Jun 12 2019
In 2018, researchers at MIT and the auto manufacturer BMW were testing ways in which humans and robots might work in close proximity to assemble car parts. In a replica of a factory floor setting, the team rigged up a robot on rails, designed to deliver parts between work stations. Meanwhile, human workers crossed its path every so often to work at nearby stations.
The robot was programmed to stop momentarily if a person passed by. But the researchers noticed that the robot would often freeze in place, overly cautious, long before a person had crossed its path. If this took place in a real manufacturing setting, such unnecessary pauses could accumulate into significant inefficiencies.
The team traced the problem to a limitation in the robot's trajectory alignment algorithms used by the robot's motion predicting software. While they could reasonably predict where a person was headed, due to the poor time alignment the algorithms couldn't anticipate how long that person spent at any point along their predicted path — and in this case, how long it would take for a person to stop, then double back and cross the robot's path again.
Now, members of that same MIT team have come up with a solution: an algorithm that accurately aligns partial trajectories in real-time, allowing motion predictors to accurately anticipate the timing of a person's motion. When they applied the new algorithm to the BMW factory floor experiments, they found that, instead of freezing in place, the robot simply rolled on and was safely out of the way by the time the person walked by again.

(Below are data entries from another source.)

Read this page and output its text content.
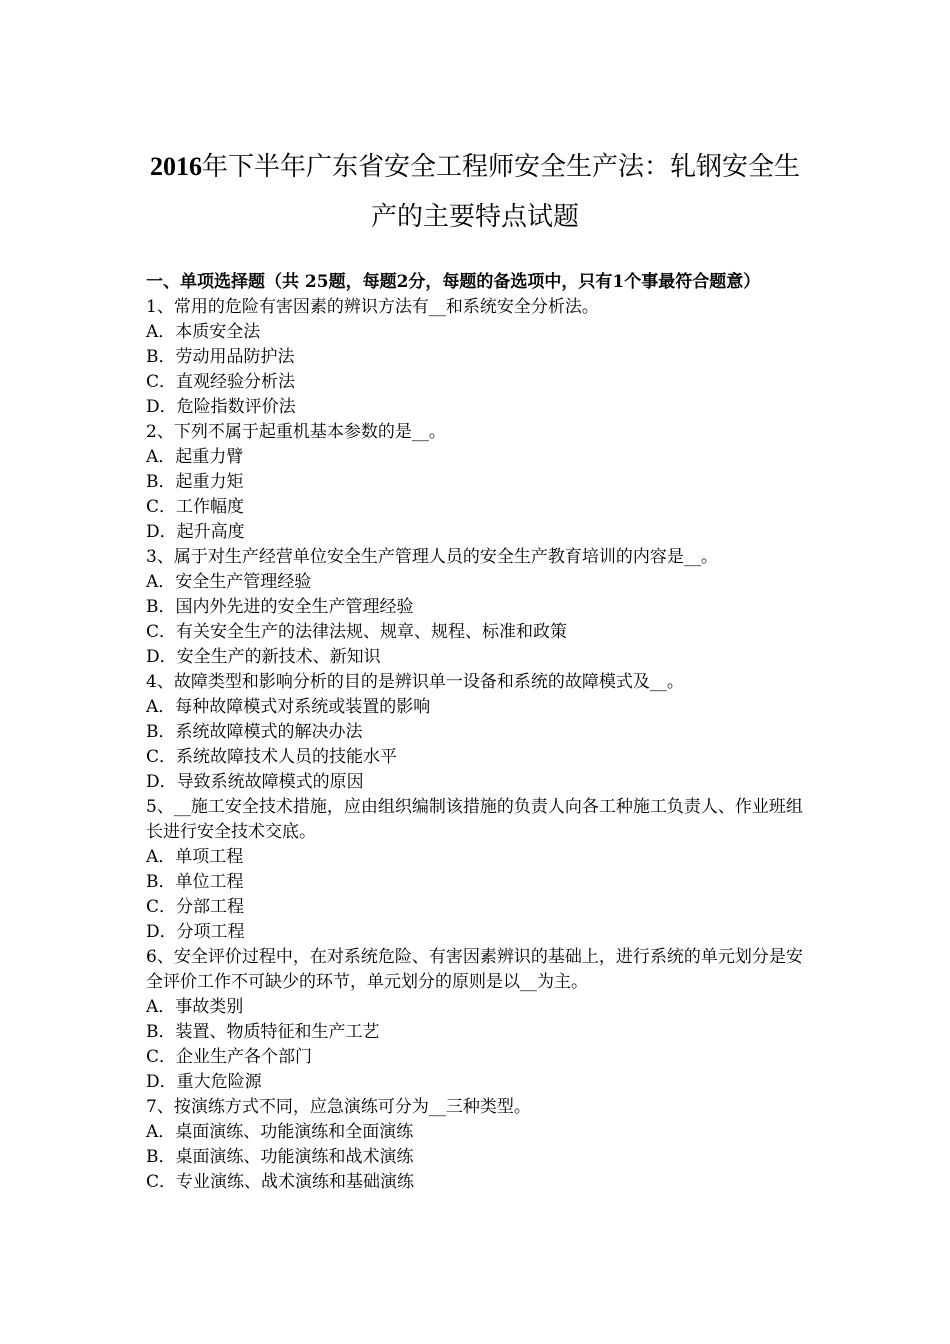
2016年下半年广东省安全工程师安全生产法：轧钢安全生
产的主要特点试题

一、单项选择题（共 25题，每题2分，每题的备选项中，只有1个事最符合题意）

1、常用的危险有害因素的辨识方法有__和系统安全分析法。

A．本质安全法

B．劳动用品防护法

C．直观经验分析法

D．危险指数评价法

2、下列不属于起重机基本参数的是__。

A．起重力臂

B．起重力矩

C．工作幅度

D．起升高度

3、属于对生产经营单位安全生产管理人员的安全生产教育培训的内容是__。

A．安全生产管理经验

B．国内外先进的安全生产管理经验

C．有关安全生产的法律法规、规章、规程、标准和政策

D．安全生产的新技术、新知识

4、故障类型和影响分析的目的是辨识单一设备和系统的故障模式及__。

A．每种故障模式对系统或装置的影响

B．系统故障模式的解决办法

C．系统故障技术人员的技能水平

D．导致系统故障模式的原因

5、__施工安全技术措施，应由组织编制该措施的负责人向各工种施工负责人、作业班组长进行安全技术交底。

A．单项工程

B．单位工程

C．分部工程

D．分项工程

6、安全评价过程中，在对系统危险、有害因素辨识的基础上，进行系统的单元划分是安全评价工作不可缺少的环节，单元划分的原则是以__为主。

A．事故类别

B．装置、物质特征和生产工艺

C．企业生产各个部门

D．重大危险源

7、按演练方式不同，应急演练可分为__三种类型。

A．桌面演练、功能演练和全面演练

B．桌面演练、功能演练和战术演练

C．专业演练、战术演练和基础演练
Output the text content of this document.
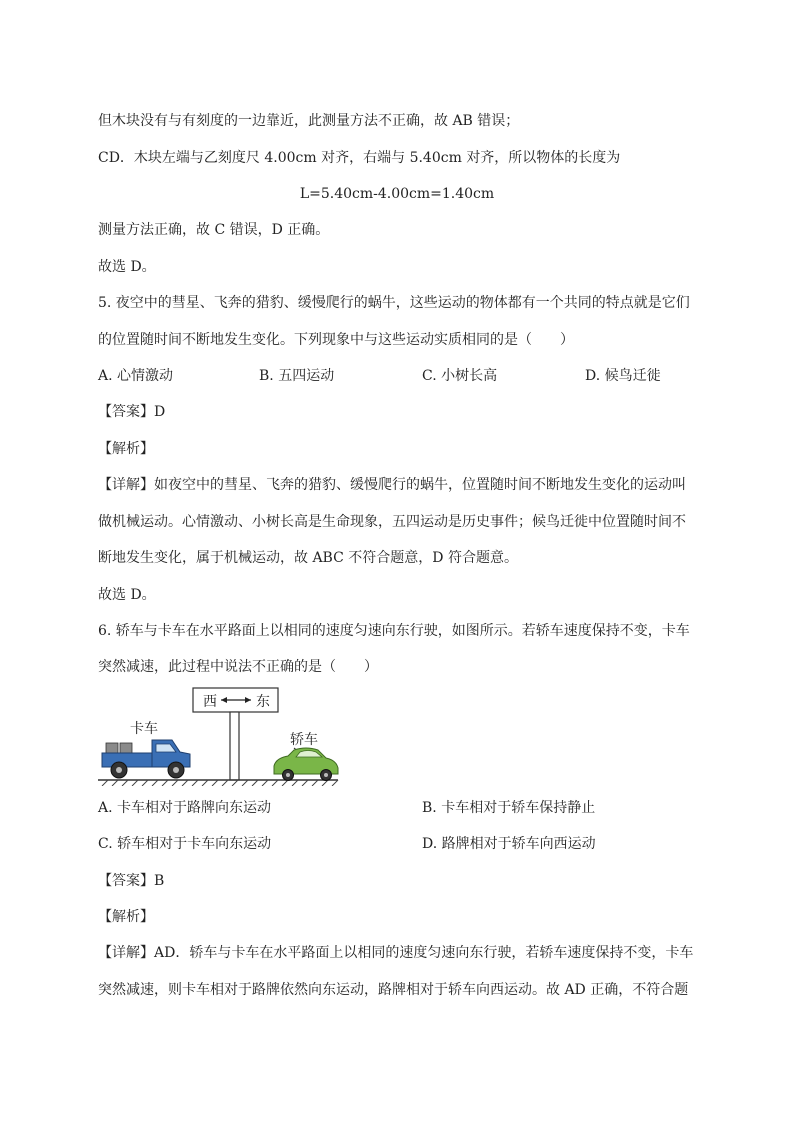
但木块没有与有刻度的一边靠近，此测量方法不正确，故 AB 错误；
CD．木块左端与乙刻度尺 4.00cm 对齐，右端与 5.40cm 对齐，所以物体的长度为
L=5.40cm-4.00cm=1.40cm
测量方法正确，故 C 错误，D 正确。
故选 D。
5. 夜空中的彗星、飞奔的猎豹、缓慢爬行的蜗牛，这些运动的物体都有一个共同的特点就是它们
的位置随时间不断地发生变化。下列现象中与这些运动实质相同的是（　　）
A. 心情激动	B. 五四运动	C. 小树长高	D. 候鸟迁徙
【答案】D
【解析】
【详解】如夜空中的彗星、飞奔的猎豹、缓慢爬行的蜗牛，位置随时间不断地发生变化的运动叫
做机械运动。心情激动、小树长高是生命现象，五四运动是历史事件；候鸟迁徙中位置随时间不
断地发生变化，属于机械运动，故 ABC 不符合题意，D 符合题意。
故选 D。
6. 轿车与卡车在水平路面上以相同的速度匀速向东行驶，如图所示。若轿车速度保持不变，卡车
突然减速，此过程中说法不正确的是（　　）
西	东
卡车
轿车
A. 卡车相对于路牌向东运动	B. 卡车相对于轿车保持静止
C. 轿车相对于卡车向东运动	D. 路牌相对于轿车向西运动
【答案】B
【解析】
【详解】AD．轿车与卡车在水平路面上以相同的速度匀速向东行驶，若轿车速度保持不变，卡车
突然减速，则卡车相对于路牌依然向东运动，路牌相对于轿车向西运动。故 AD 正确，不符合题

"This algorithm builds in components that help a robot understand and monitor stops and overlaps in movement, which are a core part of human motion," says Julie Shah, associate professor of aeronautics and astronautics at MIT. "This technique is one of the many way we're working on robots better understanding people."
Shah and her colleagues, including project lead and graduate student Przemyslaw "Pem" Lasota, will present their results this month at the Robotics: Science and Systems conference in Germany.